Hamm Guitars, thanks for taking the time to listen. 

I agree with your statement above that the intro is too long and it takes too much time before the tune gets going. I had wanted to try and "chop off" the first 30 seconds or so, but I dont know this recording program well enough (Reaper - anyone?) to figure out how to remove the first 30 seconds of every track, and have the song begin there instead.


----------



## Kenmac (Jan 24, 2007)

I'm a Reaper user but what I would do is save the file as a wav and then open it up in Audacity and trim the sections. If you don't know about Audacity, it's a free wav editing program available here: http://audacity.sourceforge.net/ It's available for Mac, Windows and Linux.


----------



## Hamm Guitars (Jan 12, 2007)

bagpipe said:


> Hamm Guitars, thanks for taking the time to listen.
> 
> I agree with your statement above that the intro is too long and it takes too much time before the tune gets going. I had wanted to try and "chop off" the first 30 seconds or so, but I dont know this recording program well enough (Reaper - anyone?) to figure out how to remove the first 30 seconds of every track, and have the song begin there instead.


You know,

after I listened to it a few times, the intro really doesn't seem that long anymore.


----------



## Vincent (Nov 24, 2007)

Nice and mellow...I like the slide guitar bit...I think the other lead guitar bits may need some adjusting...maybe lower one of the lead guitars so they match together a bit better and perhaps add some reverb on the double lead part.

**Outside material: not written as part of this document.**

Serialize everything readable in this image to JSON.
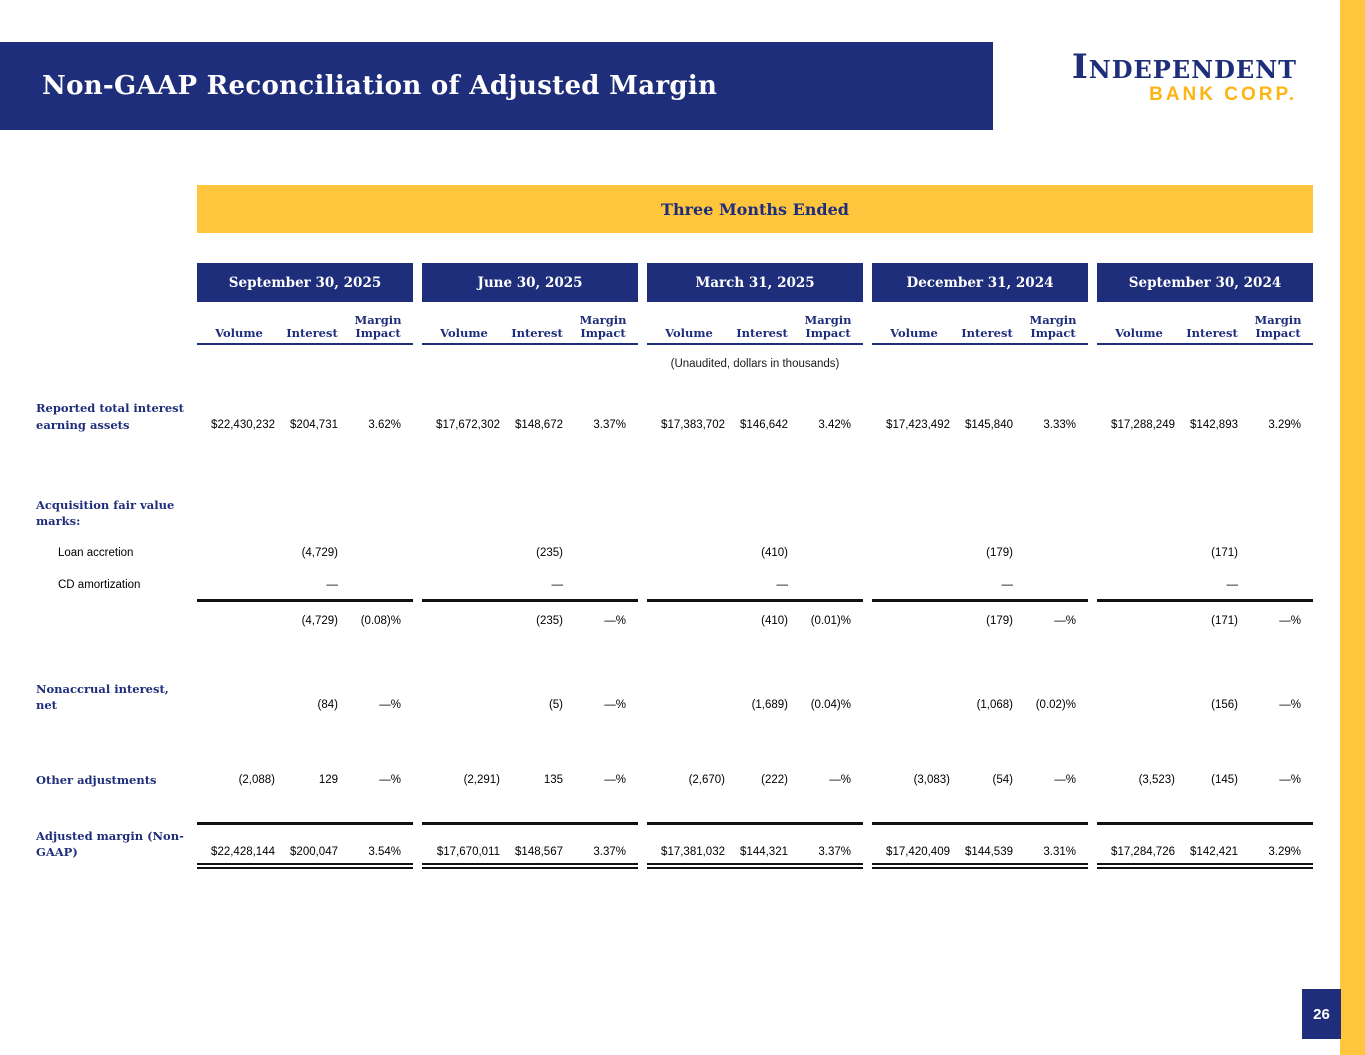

I just started using reaper today...testing out the free trial...im liking it so far...Its going to make my recordings much better i think.

Just wondering how to mix down to mp3 using reaper though?...still not sure how thats done in the free trial or the the licensed version.

:food-smiley-004:


----------



## Guest (Feb 26, 2008)

I'm guilty of long moody intros myself. I dig the indulgent build up. The ambiance is great and I like that pan-flute like synth in the beginning. Drum and bass line feel very Toto-like to me. The whole thing is pretty cool. Etherally experimental.


----------



## bagpipe (Sep 19, 2006)

Vincent said:


> Just wondering how to mix down to mp3 using reaper though?...still not sure how thats done in the free trial or the the licensed version.


Look for the "Render" function. I think its on the first pull down on the left hand side. That will allow you to save to MP3 (or a bunch of other filetypes).


----------